Dr Cassaglia disputed those facts but the tribunal ruled that, while this had been an isolated incident, it was nonetheless serious enough to warrant a finding against the GHA under Gibraltar’s anti-bullying legislation.

Dr Cassaglia successfully appealed that decision when the Supreme Court found that the incident could not be classed as bullying in law and overturned the Employment Tribunal’s ruling against the GHA.

Appeals from the Employment Tribunal to the Supreme Court are allowed only on points of law, so Dr Cassaglia was unable to challenge the facts on which the tribunal based its decision.

But when the court’s decision was itself appealed by the biochemist with the support of Unite the Union, the Court of Appeal upheld the Supreme Court’s ruling and made clear that the conduct attributed to Dr Cassaglia did not amount to bullying in law.

The Court of Appeal was also critical of Gibraltar’s anti-bullying law, which it said was unclear and “puzzling” on key points including what constituted bullying.

The Gibraltar Government has since published draft proposals to amend the law and address the issues raised by the judges.

Separately to the court process, the GHA last year concluded its internal disciplinary process into the case, dismissing all charges of misconduct against Dr Cassaglia after hearing evidence from all parties involved.

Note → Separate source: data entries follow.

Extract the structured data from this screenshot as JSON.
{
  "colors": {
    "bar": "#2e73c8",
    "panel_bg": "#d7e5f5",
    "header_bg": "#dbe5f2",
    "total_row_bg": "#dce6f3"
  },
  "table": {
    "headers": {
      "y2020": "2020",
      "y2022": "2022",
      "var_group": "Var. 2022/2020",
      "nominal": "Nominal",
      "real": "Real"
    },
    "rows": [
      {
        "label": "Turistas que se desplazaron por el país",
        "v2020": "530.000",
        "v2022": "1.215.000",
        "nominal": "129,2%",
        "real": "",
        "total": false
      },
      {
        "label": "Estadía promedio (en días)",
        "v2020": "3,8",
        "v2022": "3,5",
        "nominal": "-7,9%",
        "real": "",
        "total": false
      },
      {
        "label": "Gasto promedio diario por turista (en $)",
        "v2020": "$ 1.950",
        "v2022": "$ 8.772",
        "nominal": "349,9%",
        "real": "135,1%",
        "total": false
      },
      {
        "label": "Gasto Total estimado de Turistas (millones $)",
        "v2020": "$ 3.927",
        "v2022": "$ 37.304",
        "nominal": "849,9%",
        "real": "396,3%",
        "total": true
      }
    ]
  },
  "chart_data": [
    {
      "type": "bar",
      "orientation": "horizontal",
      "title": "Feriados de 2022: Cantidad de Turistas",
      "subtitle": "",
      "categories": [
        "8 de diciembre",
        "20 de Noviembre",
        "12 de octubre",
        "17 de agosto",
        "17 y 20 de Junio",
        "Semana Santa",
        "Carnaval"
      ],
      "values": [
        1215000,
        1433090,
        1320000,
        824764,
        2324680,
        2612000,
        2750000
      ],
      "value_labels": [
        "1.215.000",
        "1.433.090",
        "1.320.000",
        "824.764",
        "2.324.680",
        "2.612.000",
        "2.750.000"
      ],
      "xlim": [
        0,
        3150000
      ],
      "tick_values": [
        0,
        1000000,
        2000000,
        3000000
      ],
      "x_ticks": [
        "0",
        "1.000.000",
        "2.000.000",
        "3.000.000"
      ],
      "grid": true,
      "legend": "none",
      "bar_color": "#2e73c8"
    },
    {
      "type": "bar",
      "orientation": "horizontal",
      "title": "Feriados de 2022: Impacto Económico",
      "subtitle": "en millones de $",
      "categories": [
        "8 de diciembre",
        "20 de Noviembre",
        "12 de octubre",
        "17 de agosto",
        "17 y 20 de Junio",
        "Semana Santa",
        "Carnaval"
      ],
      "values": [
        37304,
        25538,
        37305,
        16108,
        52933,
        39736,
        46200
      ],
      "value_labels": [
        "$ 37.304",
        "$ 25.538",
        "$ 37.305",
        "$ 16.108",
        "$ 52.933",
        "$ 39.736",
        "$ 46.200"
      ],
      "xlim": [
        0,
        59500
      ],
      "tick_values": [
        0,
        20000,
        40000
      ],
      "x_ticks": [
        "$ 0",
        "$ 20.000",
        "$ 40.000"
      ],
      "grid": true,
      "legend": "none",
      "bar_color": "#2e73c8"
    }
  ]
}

The disciplinary panel found that while the biochemist’s evidence was “neither untruthful or evasive,” evidence from other supporting witnesses was “unreliable” and suggested collusion or active coordination – not instigated by the claimant - that could not be properly explained, the GHA said at the time.

The panel found that “crucial documents” had not been disclosed to the Employment Tribunal, adding the complainant had accepted that Dr Cassaglia had not been aggressive to him.

It found too that Dr Cassaglia had been “clear, categorical and consistent throughout” in denying he had pushed the biochemist or used offensive language.

For the GHA, the disciplinary board’s decision brought the matter to a close.